41. Arc de Triomphe ( France )




















The Arc de Triomphe (Arc de Triomphe de l'Étoile) is one of the most famous monuments in Paris. It stands in the centre of the Place Charles de Gaulle (originally named Place de l'Étoile), at the western end of the Champs-Élysées. There is a smaller arch, the Arc de Triomphe du Carrousel, which stands west of the Louvre. The Arc de Triomphe (in English: "Triumphal Arch") honours those who fought and died for France in the French Revolutionary and the Napoleonic Wars, with the names of all French victories and generals inscribed on its inner and outer surfaces. Beneath its vault lies the Tomb of the Unknown Soldier from World War I.
The Arc de Triomphe is the linchpin of the historic axis (Axe historique) – a sequence of monuments and grand thoroughfares on a route which goes from the courtyard of the Louvre, to the Grande Arche de la Défense.
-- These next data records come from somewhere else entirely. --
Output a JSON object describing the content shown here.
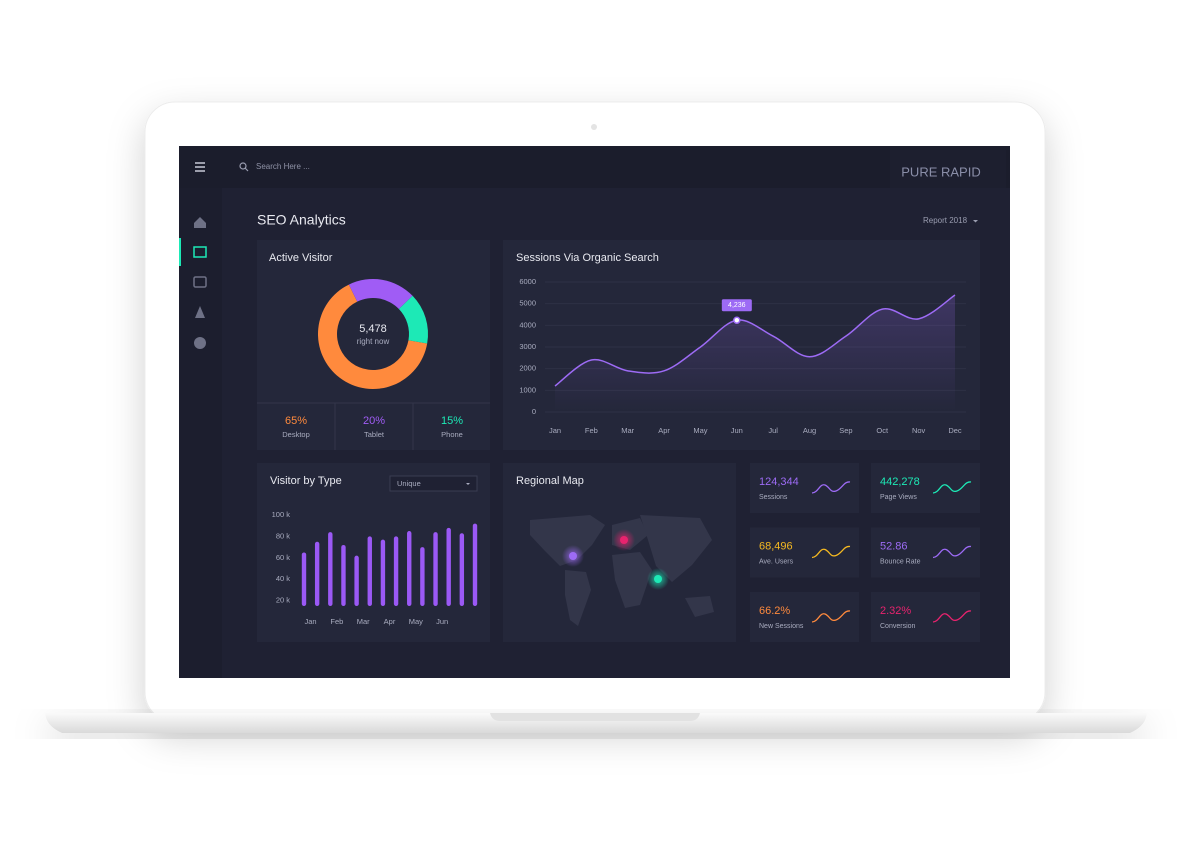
{
  "header": {
    "search_placeholder": "Search Here ...",
    "brand": "PURE RAPID"
  },
  "page": {
    "title": "SEO Analytics",
    "report_selector": "Report 2018"
  },
  "chart_data": [
    {
      "type": "donut",
      "title": "Active Visitor",
      "center_text": "5,478",
      "center_subtext": "right now",
      "categories": [
        "Desktop",
        "Tablet",
        "Phone"
      ],
      "values": [
        65,
        20,
        15
      ],
      "value_labels": [
        "65%",
        "20%",
        "15%"
      ],
      "colors": [
        "#ff8a3d",
        "#a05cf5",
        "#1de9b6"
      ]
    },
    {
      "type": "line",
      "title": "Sessions Via Organic Search",
      "categories": [
        "Jan",
        "Feb",
        "Mar",
        "Apr",
        "May",
        "Jun",
        "Jul",
        "Aug",
        "Sep",
        "Oct",
        "Nov",
        "Dec"
      ],
      "values": [
        1200,
        2400,
        1900,
        1900,
        3000,
        4236,
        3500,
        2550,
        3500,
        4750,
        4300,
        5400
      ],
      "value_labels": [
        null,
        null,
        null,
        null,
        null,
        "4,236",
        null,
        null,
        null,
        null,
        null,
        null
      ],
      "color": "#9d6bf5",
      "ylim": [
        0,
        6000
      ],
      "yticks": [
        0,
        1000,
        2000,
        3000,
        4000,
        5000,
        6000
      ],
      "grid": true
    },
    {
      "type": "bar",
      "title": "Visitor by Type",
      "selector": "Unique",
      "categories": [
        "Jan",
        null,
        "Feb",
        null,
        "Mar",
        null,
        "Apr",
        null,
        "May",
        null,
        "Jun",
        null,
        null,
        null
      ],
      "values": [
        65000,
        75000,
        84000,
        72000,
        62000,
        80000,
        77000,
        80000,
        85000,
        70000,
        84000,
        88000,
        83000,
        92000
      ],
      "color": "#9b59f5",
      "ylim": [
        15000,
        100000
      ],
      "yticks": [
        {
          "value": 20000,
          "label": "20 k"
        },
        {
          "value": 40000,
          "label": "40 k"
        },
        {
          "value": 60000,
          "label": "60 k"
        },
        {
          "value": 80000,
          "label": "80 k"
        },
        {
          "value": 100000,
          "label": "100 k"
        }
      ]
    }
  ],
  "map": {
    "title": "Regional Map"
  },
  "stats": [
    {
      "value": "124,344",
      "label": "Sessions",
      "color": "#9d6bf5"
    },
    {
      "value": "442,278",
      "label": "Page Views",
      "color": "#1de9b6"
    },
    {
      "value": "68,496",
      "label": "Ave. Users",
      "color": "#f5b921"
    },
    {
      "value": "52.86",
      "label": "Bounce Rate",
      "color": "#9d6bf5"
    },
    {
      "value": "66.2%",
      "label": "New Sessions",
      "color": "#ff8a3d"
    },
    {
      "value": "2.32%",
      "label": "Conversion",
      "color": "#e8236e"
    }
  ]
}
The monument was designed by Jean Chalgrin in 1806, and its iconographic program pitted heroically nude French youths against bearded Germanic warriors in chain mail. It set the tone for public monuments, with triumphant patriotic messages.
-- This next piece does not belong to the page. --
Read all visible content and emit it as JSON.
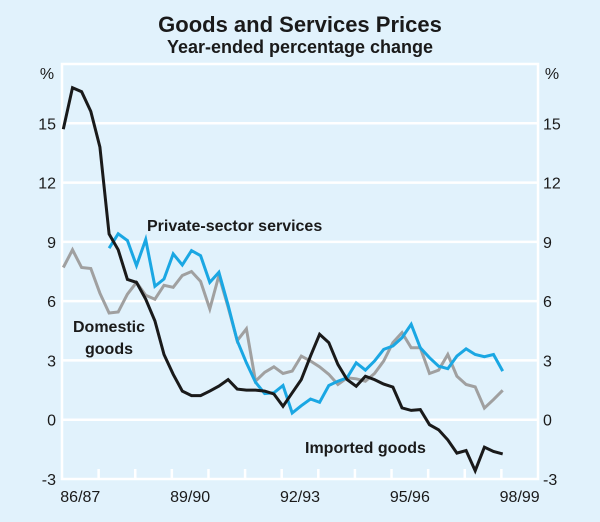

The monument stands 50 metres (164 ft) in height, 45 m (148 ft) wide and 22 m (72 ft) deep. The large vault is 29.19 m (95.8 ft) high and 14.62 m (48.0 ft) wide. The small vault is 18.68 m (61.3 ft) high and 8.44 m (27.7 ft) wide. It was the largest triumphal arch in existence until the construction of the Arch of Triumph in Pyongyang, in 1982. Its design was inspired by the Roman Arch of Titus. The Arc de Triompheis so colossal that three weeks after the Paris victory parade in 1919, (marking the end of hostilities in World War I), Charles Godefroy flew his Nieuport biplane through it, with the event captured on newsreel.